The concept was expanded in Winner, which held that citizens were free to move across provincial borders and live wherever they chose to. Roncarelli later held that public officials were subject to the rule of law and therefore could neither suspend nor dispense it arbitrarily, but must act within their official powers.

===Post-Charter===
The Supreme Court revisited the implied bill of rights theory in the Provincial Judges Reference. The Court referred to both the Charter and the implied bill of rights theory to rule that governments may not compromise judicial independence. As outlined by the majority, the proper function of the implied bill of rights after the adoption of the Charter is to "fill in the gaps" in the express terms of the constitutional texts. However, while the Court stated that the theory was able to fill in the details of judicial independence, the Court actually relied on the Charter to do so. The Court fell short of using the preamble to state new constitutional obligations or limitations. Lamer CJ's extensive obiter did return Canadian constitutional theory to the classical model of rights implicit in the Constitution which was first developed in Alberta Press, Saumur and Switzman, noting:

95. But the preamble does have important legal effects. Under normal circumstances, preambles can be used to identify the purpose of a statute, and also as an aid to construing ambiguous statutory language... The preamble to the Constitution Act, 1867, certainly operates in this fashion. However, in my view, it goes even further. In the words of Rand J, the preamble articulates "the political theory which the Act embodies"... It recognizes and affirms the basic principles which are the very source of the substantive provisions of the Constitution Act, 1867. As I have said above, those provisions merely elaborate those organizing principles in the institutional apparatus they create or contemplate. As such, the preamble is not only a key to construing the express provisions of the Constitution Act, 1867, but also invites the use of those organizing principles to fill out gaps in the express terms of the constitutional scheme. It is the means by which the underlying logic of the Act can be given the force of law.

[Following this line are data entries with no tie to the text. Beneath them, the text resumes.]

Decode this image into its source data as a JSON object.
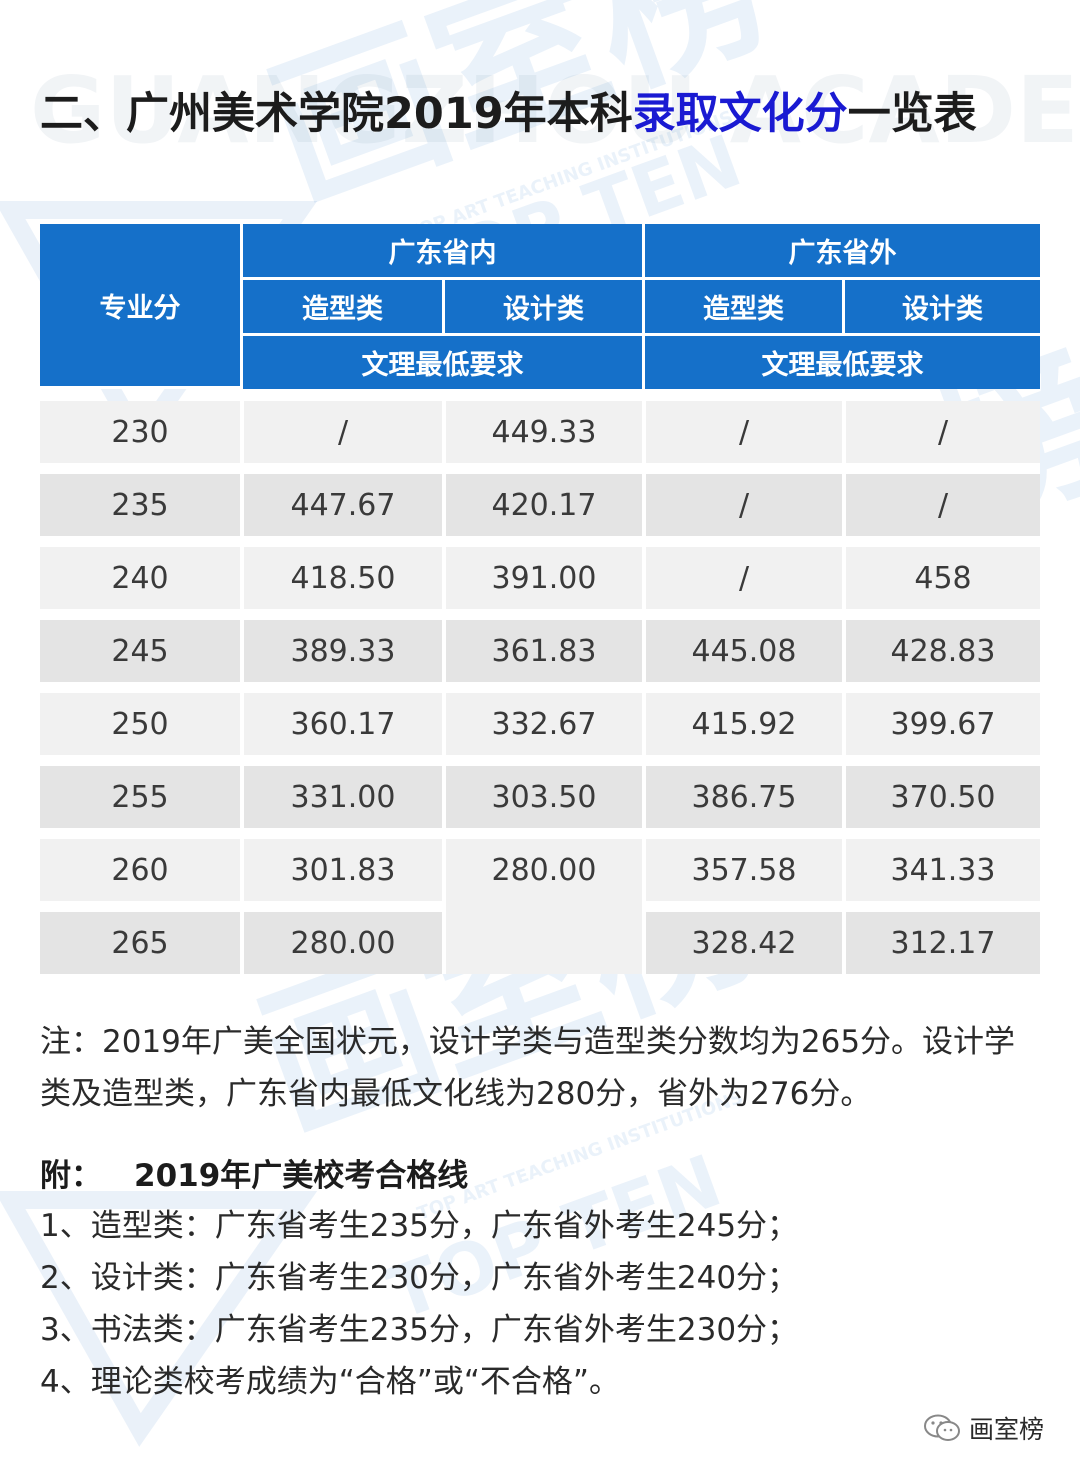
{
  "title": {
    "prefix": "二、广州美术学院2019年本科",
    "highlight": "录取文化分",
    "suffix": "一览表"
  },
  "table": {
    "header": {
      "score_col": "专业分",
      "in_province": "广东省内",
      "out_province": "广东省外",
      "in_shaping": "造型类",
      "in_design": "设计类",
      "out_shaping": "造型类",
      "out_design": "设计类",
      "in_requirement": "文理最低要求",
      "out_requirement": "文理最低要求"
    },
    "rows": [
      [
        "230",
        "/",
        "449.33",
        "/",
        "/"
      ],
      [
        "235",
        "447.67",
        "420.17",
        "/",
        "/"
      ],
      [
        "240",
        "418.50",
        "391.00",
        "/",
        "458"
      ],
      [
        "245",
        "389.33",
        "361.83",
        "445.08",
        "428.83"
      ],
      [
        "250",
        "360.17",
        "332.67",
        "415.92",
        "399.67"
      ],
      [
        "255",
        "331.00",
        "303.50",
        "386.75",
        "370.50"
      ],
      [
        "260",
        "301.83",
        "280.00",
        "357.58",
        "341.33"
      ],
      [
        "265",
        "280.00",
        "",
        "328.42",
        "312.17"
      ]
    ]
  },
  "note": "注：2019年广美全国状元，设计学类与造型类分数均为265分。设计学类及造型类，广东省内最低文化线为280分，省外为276分。",
  "appendix": {
    "label": "附：",
    "title": "2019年广美校考合格线",
    "items": [
      "1、造型类：广东省考生235分，广东省外考生245分；",
      "2、设计类：广东省考生230分，广东省外考生240分；",
      "3、书法类：广东省考生235分，广东省外考生230分；",
      "4、理论类校考成绩为“合格”或“不合格”。"
    ]
  },
  "brand": {
    "name": "画室榜",
    "icon": "wechat-icon"
  },
  "watermark": {
    "text_top": "GUANGZHOU ACADEMY",
    "text_brand": "画室榜",
    "text_sub": "TOP TEN",
    "text_small": "TOP ART TEACHING INSTITUTIONS"
  },
  "colors": {
    "header_blue": "#1570c9",
    "title_highlight": "#1a1ad2",
    "row_light": "#f1f1f1",
    "row_dark": "#e4e4e4"
  }
}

The ideas outlined in Provincial Judges were developed further in the Reference re Secession of Quebec. Together, these two cases have been interpreted to expand the reach of unwritten constitutional principles. The 1867 preamble and the Canadian Constitution (including its newer addition, the Charter) are read as a unified whole. The express provisions of the constitution elaborate underlying, organizing principles. These unwritten principles can shape "a constitutional argument that culminates in the filling of gaps in the express terms of the constitutional text" and that in "certain circumstances give rise to substantive legal obligations" that "are binding upon both courts and governments".

In Toronto (City) v Ontario (Attorney General), the Supreme Court held that unwritten constitutional principles could not serve as an independent basis to strike down legislation.